We all generate personal information every day, every time we connect to the Internet, use an app on our mobile or access an online service. If we discussed it in a forum, social networking, or we do it in a story that strikes us, we leave a trace digital revealing things about our personality, at least.
Without going to the extreme of the obsession to control every bit of information that we leave floating in the network, it is good to have identified what can be inferred from us when someone searches. For example, a recruiter, a client, our boss … all of them can have easy access to our digital identity, which is, precisely, all that information that is available, whether it is generated by us or from official publications, documentation, third-party publications, even data breaches.
The Art of Finding Yourself or Practicing Egosurfing
Egosurfing is nothing more than searching for yourself on the Internet. We can all do something from time to time to find out what can be found. But it is not as simple as looking up our name. The Internet Security Office (OSI) clarifies it for us:
It consists of using social networks and Internet search engines, such as Google, using search terms related to us, such as our name, surname, ID, etc., of locating information about us on websites and other platforms.
This is a good practice that should be done periodically. Every month we introduce new information that talks about us, and it is convenient to know what is said, how, by whom and for what purpose. This way, we can identify the information that should not be there and begin its elimination process.
Where To Look?
- The Google Alerts. The main search engine is the most used and has tools such as Alerts that are extremely useful for this purpose. It is enough to create alerts with our data (basically, name and surname, postal address, email address, telephone number). When something new is published, an email will arrive in the mailbox. We can configure a mail filter to store them all in a single folder and review them periodically.

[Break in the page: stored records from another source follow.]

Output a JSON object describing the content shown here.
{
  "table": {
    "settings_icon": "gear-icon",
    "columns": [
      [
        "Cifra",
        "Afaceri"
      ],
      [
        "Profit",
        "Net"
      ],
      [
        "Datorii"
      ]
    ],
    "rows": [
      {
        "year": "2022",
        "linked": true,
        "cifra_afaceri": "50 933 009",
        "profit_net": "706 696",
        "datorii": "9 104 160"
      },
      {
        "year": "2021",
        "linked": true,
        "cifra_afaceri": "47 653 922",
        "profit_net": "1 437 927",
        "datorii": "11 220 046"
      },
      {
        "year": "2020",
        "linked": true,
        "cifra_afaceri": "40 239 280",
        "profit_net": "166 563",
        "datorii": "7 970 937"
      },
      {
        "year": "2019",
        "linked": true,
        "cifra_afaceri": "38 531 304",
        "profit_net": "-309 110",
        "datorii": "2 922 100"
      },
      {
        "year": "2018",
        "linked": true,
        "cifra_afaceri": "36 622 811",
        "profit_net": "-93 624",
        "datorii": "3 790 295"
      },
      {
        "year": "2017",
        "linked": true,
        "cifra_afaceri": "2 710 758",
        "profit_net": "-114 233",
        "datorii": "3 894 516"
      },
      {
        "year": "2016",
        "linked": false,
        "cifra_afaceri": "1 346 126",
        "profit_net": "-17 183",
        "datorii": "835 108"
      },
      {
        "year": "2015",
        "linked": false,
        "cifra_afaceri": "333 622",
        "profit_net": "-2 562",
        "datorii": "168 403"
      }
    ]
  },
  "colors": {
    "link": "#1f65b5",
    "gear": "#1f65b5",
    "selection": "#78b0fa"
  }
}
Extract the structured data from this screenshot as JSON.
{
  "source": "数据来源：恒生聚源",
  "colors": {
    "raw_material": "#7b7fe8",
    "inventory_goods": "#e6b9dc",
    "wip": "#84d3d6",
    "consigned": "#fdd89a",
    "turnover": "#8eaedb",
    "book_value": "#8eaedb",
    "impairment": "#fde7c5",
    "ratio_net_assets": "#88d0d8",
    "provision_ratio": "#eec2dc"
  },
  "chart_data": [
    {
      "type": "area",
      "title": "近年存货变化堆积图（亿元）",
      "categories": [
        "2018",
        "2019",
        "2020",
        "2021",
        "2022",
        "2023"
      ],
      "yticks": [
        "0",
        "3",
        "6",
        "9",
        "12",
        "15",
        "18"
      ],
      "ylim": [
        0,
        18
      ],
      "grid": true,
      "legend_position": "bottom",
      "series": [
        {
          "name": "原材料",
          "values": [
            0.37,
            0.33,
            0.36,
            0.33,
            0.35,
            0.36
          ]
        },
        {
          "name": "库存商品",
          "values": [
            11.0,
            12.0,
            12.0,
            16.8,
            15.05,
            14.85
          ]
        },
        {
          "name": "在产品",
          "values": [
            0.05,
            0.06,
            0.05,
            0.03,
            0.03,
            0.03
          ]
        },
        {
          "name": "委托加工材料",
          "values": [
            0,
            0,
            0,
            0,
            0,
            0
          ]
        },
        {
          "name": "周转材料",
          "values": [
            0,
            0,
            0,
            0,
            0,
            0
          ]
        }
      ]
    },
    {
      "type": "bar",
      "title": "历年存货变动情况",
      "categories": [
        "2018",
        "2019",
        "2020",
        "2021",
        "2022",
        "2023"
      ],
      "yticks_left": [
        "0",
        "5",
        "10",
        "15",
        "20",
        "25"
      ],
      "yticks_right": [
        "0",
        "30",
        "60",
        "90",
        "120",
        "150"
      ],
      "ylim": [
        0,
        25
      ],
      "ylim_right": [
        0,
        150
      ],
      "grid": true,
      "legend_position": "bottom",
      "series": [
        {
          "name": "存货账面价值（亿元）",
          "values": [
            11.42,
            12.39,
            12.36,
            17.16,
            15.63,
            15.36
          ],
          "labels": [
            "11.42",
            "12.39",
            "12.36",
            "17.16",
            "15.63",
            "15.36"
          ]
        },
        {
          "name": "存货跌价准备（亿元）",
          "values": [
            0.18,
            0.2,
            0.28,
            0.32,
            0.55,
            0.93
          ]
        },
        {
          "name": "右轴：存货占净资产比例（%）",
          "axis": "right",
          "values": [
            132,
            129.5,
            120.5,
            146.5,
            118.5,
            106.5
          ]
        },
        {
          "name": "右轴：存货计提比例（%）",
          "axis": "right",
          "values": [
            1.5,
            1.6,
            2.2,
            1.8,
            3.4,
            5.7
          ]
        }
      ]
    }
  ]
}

- Google search for terms that identify us. Google images can also be used to track our photos.
- Search on social networks. All of them have their search engines in which to enter the terms that we want to track.
Suppose we find information that should not be published. In that case, we have to enforce our rights, particularly the right to be forgotten, so that we eliminate unwanted information.
We must know how to perfectly configure the privacy options in social networks, which OSI explains to us with a series of video tutorials worth reviewing.